If anything, the flag behind him is now a key asset. Dorna is desperate to have an American representative in MotoGP. Hopkins believes Roberts doesn't even need a stunning campaign to put himself in a prime position with a number of rides up for grabs in the premier class next year. He's even been in touch with his contacts in MotoGP about sitting down with his man - though insists the decision is ultimately down to Roberts.
"It's entirely up to him," Hopkins says. "It's a steep learning curve. It's something you have to take step by step and you have to make realistic expectations, especially if you do make that kind of a jump.
"Ultimately, it's up to him and I've mentioned that to him, but I think he has the ability to do it if that's what he chose to do."

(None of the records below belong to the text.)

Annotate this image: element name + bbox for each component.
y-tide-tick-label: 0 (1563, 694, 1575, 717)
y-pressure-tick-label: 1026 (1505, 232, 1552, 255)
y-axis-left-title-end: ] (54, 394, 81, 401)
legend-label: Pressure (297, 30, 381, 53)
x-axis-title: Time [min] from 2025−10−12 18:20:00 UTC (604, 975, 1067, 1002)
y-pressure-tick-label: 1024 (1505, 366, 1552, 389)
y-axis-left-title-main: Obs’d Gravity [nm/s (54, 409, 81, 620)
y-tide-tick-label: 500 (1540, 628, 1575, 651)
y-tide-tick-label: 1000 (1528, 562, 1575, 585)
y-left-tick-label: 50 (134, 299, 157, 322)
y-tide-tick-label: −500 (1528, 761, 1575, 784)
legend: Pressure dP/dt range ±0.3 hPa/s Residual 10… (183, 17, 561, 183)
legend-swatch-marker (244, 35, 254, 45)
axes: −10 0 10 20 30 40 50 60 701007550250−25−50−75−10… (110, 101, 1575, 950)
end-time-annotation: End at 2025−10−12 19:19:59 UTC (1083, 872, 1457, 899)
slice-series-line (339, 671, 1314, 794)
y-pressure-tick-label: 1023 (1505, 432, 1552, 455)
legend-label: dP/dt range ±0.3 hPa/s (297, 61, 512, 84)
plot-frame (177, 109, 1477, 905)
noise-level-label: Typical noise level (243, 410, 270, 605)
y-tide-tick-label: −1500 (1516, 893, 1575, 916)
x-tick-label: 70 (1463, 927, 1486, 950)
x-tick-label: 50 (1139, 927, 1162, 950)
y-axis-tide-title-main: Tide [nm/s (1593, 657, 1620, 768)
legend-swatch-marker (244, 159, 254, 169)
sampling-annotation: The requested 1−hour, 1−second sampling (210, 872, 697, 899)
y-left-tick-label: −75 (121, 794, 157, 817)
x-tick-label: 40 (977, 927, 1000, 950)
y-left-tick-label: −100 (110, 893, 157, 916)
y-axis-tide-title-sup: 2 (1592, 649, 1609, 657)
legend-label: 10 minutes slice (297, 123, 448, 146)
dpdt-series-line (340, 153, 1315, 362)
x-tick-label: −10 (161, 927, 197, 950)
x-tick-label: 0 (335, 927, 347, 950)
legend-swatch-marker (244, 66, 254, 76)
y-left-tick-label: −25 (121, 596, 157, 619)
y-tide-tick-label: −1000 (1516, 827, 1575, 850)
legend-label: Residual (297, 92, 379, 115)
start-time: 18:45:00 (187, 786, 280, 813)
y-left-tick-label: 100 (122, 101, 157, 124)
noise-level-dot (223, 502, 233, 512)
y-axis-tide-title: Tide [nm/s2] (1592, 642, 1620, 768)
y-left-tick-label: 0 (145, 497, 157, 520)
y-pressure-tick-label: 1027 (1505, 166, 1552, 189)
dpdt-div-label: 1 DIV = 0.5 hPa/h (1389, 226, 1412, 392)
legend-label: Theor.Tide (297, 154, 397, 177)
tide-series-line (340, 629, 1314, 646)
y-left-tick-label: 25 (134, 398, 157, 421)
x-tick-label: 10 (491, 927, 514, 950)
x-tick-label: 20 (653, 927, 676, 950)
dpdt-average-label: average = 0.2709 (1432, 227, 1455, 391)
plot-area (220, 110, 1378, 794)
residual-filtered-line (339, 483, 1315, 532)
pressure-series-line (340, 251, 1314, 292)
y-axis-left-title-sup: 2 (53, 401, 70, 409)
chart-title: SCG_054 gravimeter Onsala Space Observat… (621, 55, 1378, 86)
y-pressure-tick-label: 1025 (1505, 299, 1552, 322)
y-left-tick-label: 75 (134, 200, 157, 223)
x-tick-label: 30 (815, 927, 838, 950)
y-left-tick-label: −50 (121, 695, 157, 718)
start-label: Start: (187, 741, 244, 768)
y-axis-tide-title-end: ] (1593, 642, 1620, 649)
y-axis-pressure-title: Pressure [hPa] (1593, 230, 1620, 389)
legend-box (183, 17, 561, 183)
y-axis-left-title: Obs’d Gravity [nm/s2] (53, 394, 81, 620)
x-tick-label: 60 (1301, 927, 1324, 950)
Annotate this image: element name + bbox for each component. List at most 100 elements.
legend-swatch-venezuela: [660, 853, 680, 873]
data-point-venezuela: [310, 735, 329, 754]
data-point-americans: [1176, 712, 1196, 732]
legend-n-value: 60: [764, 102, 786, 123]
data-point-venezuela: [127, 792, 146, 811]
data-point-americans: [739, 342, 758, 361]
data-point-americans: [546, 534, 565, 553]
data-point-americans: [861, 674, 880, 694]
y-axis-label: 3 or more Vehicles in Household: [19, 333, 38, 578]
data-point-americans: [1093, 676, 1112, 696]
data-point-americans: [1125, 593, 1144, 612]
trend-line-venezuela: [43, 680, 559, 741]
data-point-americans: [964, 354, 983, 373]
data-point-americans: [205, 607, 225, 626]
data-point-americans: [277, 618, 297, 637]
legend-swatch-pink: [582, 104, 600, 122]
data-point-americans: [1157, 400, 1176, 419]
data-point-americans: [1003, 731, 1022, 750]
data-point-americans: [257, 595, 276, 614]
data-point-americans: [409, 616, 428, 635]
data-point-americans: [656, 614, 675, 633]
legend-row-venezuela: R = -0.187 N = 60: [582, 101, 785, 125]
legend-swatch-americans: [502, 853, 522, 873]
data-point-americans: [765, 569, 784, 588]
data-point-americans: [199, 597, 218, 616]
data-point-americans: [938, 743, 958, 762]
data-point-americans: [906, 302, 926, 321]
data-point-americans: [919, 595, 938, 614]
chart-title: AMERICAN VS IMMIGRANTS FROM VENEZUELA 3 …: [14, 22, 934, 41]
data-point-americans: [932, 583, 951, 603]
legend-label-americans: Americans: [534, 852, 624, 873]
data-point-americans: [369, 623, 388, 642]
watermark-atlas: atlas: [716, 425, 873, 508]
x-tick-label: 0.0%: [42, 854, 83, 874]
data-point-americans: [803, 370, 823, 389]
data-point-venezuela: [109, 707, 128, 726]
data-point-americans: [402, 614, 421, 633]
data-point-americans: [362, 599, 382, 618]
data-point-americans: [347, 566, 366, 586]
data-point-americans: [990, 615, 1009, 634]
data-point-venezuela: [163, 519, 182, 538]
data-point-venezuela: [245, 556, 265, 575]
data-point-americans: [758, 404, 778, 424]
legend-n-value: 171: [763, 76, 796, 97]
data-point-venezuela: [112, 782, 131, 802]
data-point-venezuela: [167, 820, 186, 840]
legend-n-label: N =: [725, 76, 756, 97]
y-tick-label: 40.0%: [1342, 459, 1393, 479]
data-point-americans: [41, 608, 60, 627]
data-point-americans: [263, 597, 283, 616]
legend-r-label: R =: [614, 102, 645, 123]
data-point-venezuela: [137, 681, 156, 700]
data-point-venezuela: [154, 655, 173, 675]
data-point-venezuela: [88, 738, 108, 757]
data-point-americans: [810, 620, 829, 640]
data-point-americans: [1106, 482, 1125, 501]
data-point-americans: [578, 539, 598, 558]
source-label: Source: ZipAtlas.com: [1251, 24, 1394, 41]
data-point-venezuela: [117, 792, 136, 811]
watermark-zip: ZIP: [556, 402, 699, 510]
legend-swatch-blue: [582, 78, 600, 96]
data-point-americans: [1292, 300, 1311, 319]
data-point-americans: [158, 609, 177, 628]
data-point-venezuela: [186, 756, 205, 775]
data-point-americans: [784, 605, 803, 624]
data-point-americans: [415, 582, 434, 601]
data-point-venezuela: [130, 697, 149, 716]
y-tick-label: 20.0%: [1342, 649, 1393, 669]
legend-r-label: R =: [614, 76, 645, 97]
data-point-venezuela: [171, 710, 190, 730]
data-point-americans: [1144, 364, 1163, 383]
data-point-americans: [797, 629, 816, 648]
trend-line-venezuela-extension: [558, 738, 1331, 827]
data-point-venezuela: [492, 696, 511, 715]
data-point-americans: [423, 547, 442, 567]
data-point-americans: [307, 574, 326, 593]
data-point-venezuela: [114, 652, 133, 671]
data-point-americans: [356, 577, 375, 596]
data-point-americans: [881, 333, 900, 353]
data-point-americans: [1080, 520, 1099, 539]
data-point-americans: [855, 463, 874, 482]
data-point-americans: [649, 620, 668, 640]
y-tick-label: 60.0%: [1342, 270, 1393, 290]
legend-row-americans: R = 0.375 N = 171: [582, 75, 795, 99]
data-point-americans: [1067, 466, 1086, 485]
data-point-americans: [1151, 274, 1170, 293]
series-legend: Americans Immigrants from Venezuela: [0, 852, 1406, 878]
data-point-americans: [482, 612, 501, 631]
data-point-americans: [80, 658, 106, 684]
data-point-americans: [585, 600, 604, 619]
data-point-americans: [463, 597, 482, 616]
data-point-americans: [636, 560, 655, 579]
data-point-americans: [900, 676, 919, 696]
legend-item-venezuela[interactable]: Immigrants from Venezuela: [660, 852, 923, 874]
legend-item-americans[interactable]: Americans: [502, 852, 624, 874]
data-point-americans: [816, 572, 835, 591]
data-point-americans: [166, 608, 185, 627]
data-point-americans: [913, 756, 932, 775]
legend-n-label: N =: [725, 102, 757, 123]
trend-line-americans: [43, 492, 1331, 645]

No one knows when racing will resume in 2020 amid the coronavirus pandemic, and it will have been a long time since Qatar when it does. But talent doesn't desert the gifted, and now Roberts' potential has been unlocked, he will be a hard rider to stop.
Sensibly, Roberts wants to "really prove that I belong" in MotoGP before considering a step up. Qatar, for a number of reasons, proves he is quickly heading on the right path. Should he get there in the next couple of years, the bridge between America and the rest of the world will open for business again.
Taking a punt in the incredibly volatile paddocks of Europe, uprooting your entire life to do so, is a massive gamble that has pretty much blocked young US riders from such a move in recent years - with no really strong examples in grand prix racing or in Superbikes proving that it's a worthwhile endeavour.
But led by an affable 22-year-old Californian, and guided by one the country's fastest former racers, the long-awaited American revolution in MotoGP has now been set in motion.